Wednesday, April 23, 2008

My Previous Argument

This whole omnipotence argument has raised a lot of questions from a lot of people. Surprisingly, more people have come back to me and said "you're wrong" than "you're right". I thought by now you would know this people: I'm always right. This is my world, my creation, and my house. How dare you come into my house and tell me I'm wrong! On this blog, I am omnipotent. Deal with it.

That's not entirely true. I do like contradiction, and if you really can prove me wrong, I would love to hear it. If it's a compelling argument, I will even recant my previous argument regarding omnipotence, however, I think you're going to have some problems doing that. Let me explain why.

I think those of you who are shaking their heads negatively at me are not reading the bolded words on the previous post. Let me redefine omnipotence for you:

Omnipotent
Having unlimited or universal power, authority, or force; all-powerful.

That's the dictionary definition of omnipotent. Universal power. All-powerful. Therefor, it doesn't matter what you say about the situation, what you try to do, this being could change it. It has the power to do absolutely anything, be it conceivable or not. You don't have to be able to understand how or why, you just have to understand the definition. There is no end to what an omnipotent being could do, because it can do anything. Therefor, no matter what you throw at me, no matter how much you try to convince me that it could never be, the simple definition of omnipotence slaps you in the face. In some sense, you're right. You can very well convince me, or stop me or even God from changing math. But when it comes to an omnipotent being, then sadly, there is absolutely nothing he can't do.

Nothing.

Throw all the proofs, theorems, equations, and arguments at me that you want. Defeat me if you can. But never will you be able to say that an omnipotent being can't do something, because it can do anything.

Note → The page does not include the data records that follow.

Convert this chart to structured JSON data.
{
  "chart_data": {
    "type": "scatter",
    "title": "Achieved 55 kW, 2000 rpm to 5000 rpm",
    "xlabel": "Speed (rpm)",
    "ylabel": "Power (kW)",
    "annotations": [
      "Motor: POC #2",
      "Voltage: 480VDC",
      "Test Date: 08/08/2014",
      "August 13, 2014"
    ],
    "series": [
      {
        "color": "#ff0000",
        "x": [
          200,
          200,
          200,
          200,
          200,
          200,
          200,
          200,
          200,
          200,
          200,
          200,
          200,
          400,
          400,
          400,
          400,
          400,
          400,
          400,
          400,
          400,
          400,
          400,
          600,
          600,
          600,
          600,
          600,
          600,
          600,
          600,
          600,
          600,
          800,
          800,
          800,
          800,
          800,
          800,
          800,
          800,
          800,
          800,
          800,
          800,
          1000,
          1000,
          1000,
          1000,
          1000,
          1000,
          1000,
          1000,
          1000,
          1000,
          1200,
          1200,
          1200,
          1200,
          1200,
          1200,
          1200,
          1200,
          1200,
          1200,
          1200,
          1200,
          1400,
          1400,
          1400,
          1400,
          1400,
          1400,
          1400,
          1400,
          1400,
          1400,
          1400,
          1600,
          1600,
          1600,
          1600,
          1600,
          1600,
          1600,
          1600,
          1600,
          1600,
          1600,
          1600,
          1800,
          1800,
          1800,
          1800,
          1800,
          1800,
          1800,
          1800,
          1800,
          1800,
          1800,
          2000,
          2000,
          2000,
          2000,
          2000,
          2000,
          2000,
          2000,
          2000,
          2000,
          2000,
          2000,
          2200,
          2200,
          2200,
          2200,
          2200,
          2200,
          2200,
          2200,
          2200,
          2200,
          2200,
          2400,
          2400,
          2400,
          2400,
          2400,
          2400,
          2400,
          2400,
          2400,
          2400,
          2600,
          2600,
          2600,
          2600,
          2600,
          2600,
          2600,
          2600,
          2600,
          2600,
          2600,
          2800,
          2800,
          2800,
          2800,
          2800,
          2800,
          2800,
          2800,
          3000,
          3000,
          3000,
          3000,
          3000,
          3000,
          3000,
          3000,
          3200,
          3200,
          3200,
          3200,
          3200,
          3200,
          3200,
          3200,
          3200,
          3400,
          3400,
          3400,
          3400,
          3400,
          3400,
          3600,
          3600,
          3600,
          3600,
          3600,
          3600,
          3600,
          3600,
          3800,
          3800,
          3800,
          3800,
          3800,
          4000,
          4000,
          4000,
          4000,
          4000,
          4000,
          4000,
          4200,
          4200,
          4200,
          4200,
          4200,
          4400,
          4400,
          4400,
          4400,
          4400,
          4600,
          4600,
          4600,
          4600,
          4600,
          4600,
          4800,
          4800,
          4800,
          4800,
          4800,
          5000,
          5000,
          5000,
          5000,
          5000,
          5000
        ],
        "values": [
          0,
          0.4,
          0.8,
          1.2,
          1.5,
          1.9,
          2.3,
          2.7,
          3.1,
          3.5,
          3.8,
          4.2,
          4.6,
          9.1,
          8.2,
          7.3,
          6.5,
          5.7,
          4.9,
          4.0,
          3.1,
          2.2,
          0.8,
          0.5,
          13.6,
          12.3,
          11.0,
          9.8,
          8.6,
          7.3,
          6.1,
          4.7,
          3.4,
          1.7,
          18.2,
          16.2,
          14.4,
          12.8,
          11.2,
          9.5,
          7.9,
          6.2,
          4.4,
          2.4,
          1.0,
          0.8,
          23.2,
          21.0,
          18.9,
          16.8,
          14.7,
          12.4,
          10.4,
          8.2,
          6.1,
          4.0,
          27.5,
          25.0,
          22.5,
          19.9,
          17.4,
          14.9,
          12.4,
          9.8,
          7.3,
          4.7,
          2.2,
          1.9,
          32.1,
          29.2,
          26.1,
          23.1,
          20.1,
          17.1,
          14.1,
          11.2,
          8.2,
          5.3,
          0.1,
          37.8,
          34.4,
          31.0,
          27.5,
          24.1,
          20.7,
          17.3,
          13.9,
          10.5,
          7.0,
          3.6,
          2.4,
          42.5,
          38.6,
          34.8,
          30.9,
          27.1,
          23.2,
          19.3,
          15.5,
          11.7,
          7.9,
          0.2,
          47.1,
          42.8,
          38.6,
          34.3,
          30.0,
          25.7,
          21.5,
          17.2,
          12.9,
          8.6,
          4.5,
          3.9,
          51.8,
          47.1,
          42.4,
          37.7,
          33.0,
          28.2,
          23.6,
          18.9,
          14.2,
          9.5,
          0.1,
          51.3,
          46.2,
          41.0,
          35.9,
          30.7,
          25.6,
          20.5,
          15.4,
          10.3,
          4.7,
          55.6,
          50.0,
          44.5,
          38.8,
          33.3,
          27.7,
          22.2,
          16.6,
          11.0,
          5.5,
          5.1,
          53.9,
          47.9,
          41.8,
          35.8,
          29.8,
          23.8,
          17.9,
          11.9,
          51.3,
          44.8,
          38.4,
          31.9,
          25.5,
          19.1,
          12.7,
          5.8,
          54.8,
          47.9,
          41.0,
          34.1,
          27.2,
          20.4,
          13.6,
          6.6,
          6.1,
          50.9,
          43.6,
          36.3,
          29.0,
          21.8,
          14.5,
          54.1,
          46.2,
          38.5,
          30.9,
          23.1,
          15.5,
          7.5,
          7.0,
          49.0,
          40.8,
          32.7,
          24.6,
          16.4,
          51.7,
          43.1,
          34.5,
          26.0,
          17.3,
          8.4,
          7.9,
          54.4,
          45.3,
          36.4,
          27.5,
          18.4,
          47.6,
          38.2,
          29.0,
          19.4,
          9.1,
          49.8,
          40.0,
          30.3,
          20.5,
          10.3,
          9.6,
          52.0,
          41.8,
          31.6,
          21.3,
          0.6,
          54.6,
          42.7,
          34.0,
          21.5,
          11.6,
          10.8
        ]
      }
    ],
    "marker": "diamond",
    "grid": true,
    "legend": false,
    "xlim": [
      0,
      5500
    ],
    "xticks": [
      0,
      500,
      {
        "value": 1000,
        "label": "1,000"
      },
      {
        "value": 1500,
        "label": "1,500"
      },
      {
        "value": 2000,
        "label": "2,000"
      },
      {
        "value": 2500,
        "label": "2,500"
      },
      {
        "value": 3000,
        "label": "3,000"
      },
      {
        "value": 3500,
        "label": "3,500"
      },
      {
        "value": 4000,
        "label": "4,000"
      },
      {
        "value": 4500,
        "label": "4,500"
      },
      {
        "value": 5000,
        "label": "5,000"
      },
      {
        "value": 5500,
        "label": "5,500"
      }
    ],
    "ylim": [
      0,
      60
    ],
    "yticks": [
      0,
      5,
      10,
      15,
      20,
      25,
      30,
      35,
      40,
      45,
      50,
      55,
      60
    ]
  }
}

Which leads me to my next question: could two omnipotent beings exist simultaneously? If the being is all-knowing and all-powerful, then it would exist everywhere at once and be capable of thinking absolutely everything at the same time. If two beings existed everywhere at once thinking everything at the same time, would they not be just one being? If they think the same, act the same, exist in the same place, are we sure there's even two, or is it still just one?